Well, he would drag me into it. And then I would be like, ‘OK, OK, let’s stop this, we have to get back to work.’ And then he would get on his BlackBerry and I’d scream at him, and then I would have to go and do something with one of my kids and he would scream at me, and we would accuse each other of being unprofessional.
On being a parent…
I’m a strict mother. My daughter doesn’t know why I won’t allow her to get everything pierced or a tattoo or dye her hair blond on the tips and pink at the roots. But from now until then…

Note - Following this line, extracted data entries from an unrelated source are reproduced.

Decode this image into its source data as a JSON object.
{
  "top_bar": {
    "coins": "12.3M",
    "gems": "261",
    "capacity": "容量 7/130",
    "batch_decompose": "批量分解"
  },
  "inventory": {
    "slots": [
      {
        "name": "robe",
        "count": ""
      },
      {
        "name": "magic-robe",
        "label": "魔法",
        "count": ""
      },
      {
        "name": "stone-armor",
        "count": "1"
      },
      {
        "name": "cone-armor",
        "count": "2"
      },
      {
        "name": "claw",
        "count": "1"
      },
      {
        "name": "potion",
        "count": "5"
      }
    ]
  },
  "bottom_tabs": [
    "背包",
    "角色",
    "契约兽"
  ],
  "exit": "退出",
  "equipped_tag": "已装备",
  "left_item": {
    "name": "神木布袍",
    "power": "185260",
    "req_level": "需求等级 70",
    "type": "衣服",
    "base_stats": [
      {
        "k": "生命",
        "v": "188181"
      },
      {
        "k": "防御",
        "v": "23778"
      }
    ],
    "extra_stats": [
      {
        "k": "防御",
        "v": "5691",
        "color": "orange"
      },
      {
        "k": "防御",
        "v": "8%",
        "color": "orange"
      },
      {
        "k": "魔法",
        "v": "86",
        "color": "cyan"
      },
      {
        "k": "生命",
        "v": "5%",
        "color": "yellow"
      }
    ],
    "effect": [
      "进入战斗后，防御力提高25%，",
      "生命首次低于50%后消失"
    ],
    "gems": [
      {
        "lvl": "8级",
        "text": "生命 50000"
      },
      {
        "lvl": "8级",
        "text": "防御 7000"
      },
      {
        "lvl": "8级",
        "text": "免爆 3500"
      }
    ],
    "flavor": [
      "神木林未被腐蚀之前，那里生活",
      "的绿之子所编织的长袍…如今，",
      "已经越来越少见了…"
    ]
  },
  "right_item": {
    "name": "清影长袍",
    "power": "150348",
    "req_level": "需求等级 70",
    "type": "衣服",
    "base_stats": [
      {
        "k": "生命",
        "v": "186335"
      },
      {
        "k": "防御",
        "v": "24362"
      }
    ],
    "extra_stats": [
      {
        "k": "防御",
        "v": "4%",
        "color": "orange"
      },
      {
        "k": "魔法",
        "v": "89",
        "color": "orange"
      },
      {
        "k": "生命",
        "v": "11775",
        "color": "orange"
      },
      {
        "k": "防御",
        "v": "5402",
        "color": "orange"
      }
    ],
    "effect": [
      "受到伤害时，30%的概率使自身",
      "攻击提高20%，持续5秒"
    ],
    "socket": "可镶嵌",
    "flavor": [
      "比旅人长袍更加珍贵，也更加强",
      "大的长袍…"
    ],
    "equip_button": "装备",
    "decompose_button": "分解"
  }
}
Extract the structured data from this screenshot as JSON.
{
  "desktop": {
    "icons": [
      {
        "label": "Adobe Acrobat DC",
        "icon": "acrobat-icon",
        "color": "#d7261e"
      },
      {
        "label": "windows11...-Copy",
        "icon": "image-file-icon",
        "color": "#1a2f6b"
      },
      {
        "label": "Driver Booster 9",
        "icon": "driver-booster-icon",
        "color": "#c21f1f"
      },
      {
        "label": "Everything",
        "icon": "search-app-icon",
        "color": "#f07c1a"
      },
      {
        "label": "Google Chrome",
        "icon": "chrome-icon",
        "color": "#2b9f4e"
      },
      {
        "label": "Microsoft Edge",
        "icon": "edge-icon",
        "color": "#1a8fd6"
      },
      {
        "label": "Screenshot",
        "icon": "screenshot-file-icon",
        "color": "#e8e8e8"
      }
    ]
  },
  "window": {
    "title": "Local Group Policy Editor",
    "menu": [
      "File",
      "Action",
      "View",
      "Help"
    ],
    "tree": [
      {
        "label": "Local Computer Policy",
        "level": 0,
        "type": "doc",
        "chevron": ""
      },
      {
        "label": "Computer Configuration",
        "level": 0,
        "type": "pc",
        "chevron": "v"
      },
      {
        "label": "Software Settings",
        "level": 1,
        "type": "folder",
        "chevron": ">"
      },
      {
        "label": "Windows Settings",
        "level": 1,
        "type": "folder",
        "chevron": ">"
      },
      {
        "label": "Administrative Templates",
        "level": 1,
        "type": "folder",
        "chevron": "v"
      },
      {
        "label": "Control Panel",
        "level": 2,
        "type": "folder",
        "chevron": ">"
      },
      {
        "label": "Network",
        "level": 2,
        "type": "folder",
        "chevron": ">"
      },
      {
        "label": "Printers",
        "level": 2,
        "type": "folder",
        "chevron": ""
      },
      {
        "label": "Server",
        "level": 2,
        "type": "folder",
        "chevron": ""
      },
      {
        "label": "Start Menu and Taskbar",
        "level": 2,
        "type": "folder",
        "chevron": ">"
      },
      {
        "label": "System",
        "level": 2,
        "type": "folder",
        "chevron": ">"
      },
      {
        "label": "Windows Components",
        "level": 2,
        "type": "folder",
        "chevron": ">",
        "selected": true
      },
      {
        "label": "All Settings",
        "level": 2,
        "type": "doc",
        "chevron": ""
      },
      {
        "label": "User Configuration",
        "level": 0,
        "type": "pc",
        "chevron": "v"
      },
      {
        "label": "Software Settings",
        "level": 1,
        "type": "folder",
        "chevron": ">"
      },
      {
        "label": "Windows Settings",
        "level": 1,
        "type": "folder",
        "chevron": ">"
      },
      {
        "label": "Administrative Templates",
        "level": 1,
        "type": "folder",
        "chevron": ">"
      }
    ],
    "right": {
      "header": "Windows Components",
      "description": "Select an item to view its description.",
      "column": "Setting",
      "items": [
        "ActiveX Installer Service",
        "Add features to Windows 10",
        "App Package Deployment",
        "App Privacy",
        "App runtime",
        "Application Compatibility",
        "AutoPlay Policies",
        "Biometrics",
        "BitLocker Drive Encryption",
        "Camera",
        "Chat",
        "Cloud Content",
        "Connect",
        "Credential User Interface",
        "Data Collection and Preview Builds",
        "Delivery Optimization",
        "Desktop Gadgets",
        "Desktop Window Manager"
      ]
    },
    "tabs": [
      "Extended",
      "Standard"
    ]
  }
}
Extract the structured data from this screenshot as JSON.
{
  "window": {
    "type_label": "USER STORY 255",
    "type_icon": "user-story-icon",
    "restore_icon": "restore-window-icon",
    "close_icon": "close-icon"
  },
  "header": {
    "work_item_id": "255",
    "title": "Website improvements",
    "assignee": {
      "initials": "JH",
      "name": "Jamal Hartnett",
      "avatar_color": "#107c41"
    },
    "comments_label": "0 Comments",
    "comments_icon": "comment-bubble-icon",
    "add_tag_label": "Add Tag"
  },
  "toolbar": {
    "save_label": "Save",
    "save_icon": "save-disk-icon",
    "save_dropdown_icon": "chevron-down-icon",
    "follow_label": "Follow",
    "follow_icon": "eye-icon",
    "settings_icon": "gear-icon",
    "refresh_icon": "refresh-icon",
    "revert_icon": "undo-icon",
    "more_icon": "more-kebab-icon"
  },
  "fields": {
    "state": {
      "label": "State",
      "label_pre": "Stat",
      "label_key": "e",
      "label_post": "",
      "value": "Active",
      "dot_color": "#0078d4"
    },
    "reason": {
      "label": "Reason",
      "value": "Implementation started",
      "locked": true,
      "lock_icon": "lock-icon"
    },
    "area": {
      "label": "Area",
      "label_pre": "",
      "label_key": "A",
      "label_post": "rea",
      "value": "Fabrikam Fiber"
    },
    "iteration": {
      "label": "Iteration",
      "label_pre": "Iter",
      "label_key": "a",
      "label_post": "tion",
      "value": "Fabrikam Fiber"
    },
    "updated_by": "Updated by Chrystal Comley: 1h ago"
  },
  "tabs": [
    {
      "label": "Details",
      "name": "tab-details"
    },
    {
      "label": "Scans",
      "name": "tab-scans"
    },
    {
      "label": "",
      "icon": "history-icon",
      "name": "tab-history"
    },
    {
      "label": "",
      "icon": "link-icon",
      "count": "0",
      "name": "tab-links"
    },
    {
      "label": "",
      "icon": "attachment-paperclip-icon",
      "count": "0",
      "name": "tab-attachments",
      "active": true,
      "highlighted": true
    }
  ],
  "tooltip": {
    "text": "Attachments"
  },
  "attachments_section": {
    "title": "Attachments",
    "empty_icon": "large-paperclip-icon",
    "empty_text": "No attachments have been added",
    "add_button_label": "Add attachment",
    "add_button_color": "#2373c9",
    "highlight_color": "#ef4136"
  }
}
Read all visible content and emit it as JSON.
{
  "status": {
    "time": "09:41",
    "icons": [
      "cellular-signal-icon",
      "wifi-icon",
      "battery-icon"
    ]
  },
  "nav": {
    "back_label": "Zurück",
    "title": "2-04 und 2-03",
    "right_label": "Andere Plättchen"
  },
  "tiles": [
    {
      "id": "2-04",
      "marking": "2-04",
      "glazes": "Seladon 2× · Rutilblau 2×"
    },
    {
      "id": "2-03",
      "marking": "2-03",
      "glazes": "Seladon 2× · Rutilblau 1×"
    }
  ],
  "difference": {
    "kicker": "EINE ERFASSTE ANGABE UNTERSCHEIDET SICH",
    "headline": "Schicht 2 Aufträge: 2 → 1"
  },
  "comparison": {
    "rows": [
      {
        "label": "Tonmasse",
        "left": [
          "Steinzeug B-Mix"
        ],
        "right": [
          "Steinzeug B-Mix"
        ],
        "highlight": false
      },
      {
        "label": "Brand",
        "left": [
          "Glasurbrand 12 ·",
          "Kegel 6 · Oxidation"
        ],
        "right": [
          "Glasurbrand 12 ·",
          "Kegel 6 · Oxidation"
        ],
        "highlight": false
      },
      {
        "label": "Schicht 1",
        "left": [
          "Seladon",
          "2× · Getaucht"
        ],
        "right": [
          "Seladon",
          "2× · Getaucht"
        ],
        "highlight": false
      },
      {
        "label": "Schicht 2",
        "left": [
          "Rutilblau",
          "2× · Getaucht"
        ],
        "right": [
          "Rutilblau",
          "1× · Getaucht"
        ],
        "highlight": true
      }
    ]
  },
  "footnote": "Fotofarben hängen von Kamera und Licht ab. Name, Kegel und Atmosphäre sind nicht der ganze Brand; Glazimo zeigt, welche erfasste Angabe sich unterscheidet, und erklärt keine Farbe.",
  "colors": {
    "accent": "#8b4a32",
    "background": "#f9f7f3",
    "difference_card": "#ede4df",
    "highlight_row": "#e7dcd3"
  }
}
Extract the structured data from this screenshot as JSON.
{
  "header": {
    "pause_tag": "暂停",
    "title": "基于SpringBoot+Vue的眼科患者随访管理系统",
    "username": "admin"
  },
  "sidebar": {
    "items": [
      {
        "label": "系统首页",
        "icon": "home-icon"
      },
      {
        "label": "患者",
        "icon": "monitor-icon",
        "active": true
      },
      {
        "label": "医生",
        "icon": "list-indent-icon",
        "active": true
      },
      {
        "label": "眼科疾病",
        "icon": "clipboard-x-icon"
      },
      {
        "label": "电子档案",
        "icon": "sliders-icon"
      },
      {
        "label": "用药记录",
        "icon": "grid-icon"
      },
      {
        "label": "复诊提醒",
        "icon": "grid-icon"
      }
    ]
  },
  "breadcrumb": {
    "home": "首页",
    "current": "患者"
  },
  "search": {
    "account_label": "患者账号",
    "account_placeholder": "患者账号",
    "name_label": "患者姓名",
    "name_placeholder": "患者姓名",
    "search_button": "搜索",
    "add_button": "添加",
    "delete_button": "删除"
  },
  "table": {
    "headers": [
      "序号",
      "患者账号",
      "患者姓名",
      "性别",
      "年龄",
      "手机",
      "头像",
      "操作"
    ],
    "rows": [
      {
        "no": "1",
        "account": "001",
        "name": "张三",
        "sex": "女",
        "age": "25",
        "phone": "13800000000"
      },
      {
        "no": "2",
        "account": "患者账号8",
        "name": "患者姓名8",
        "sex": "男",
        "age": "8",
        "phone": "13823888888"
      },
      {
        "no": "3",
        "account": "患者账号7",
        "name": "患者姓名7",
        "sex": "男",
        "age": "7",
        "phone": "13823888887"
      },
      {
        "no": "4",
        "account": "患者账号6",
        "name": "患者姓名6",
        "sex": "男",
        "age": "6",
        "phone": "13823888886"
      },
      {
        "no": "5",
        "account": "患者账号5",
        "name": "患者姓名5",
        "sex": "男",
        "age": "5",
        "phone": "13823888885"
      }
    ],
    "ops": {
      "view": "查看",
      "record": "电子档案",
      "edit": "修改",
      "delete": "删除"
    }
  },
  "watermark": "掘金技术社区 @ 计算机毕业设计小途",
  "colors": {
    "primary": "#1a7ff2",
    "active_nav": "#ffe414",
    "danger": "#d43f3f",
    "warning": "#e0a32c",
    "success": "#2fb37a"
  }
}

They just really want me to just be Mom and be normal, and don’t show up dressed in any outlandish way. Just come to school, do the parent-teacher meetings. I can’t even wear a tracksuit. That attracts attention too. You know, they don’t really want to see me as a famous person or a celebrity or somebody. They don’t get it right now. They think I’m a little quirky.
Reading Patti Smith’s book Just Kids really helped me. It’s important to remember [that magical time when being creative and innocent and free was everything] and bring that forward into your life and to have spontaneous moments.
On Sunday, I squeezed my four kids into the car and [went] shopping in East Hampton. It was very weird. The people in Ralph Lauren were not prepared. I never go shopping. And my daughter was looking like — Madonna scrunches up her nose, as if in disbelief — because she’s always trying to get me to go shopping, and I never will. That was fun.
It seems that Madonna is still enjoying what she’s doing. She even seems to have mellowed a bit. Reinvention? Maybe, at 53, she’s had enough of that.
Is making a film reinventing myself?
I don’t think so. I’m just telling stories with different clothes on.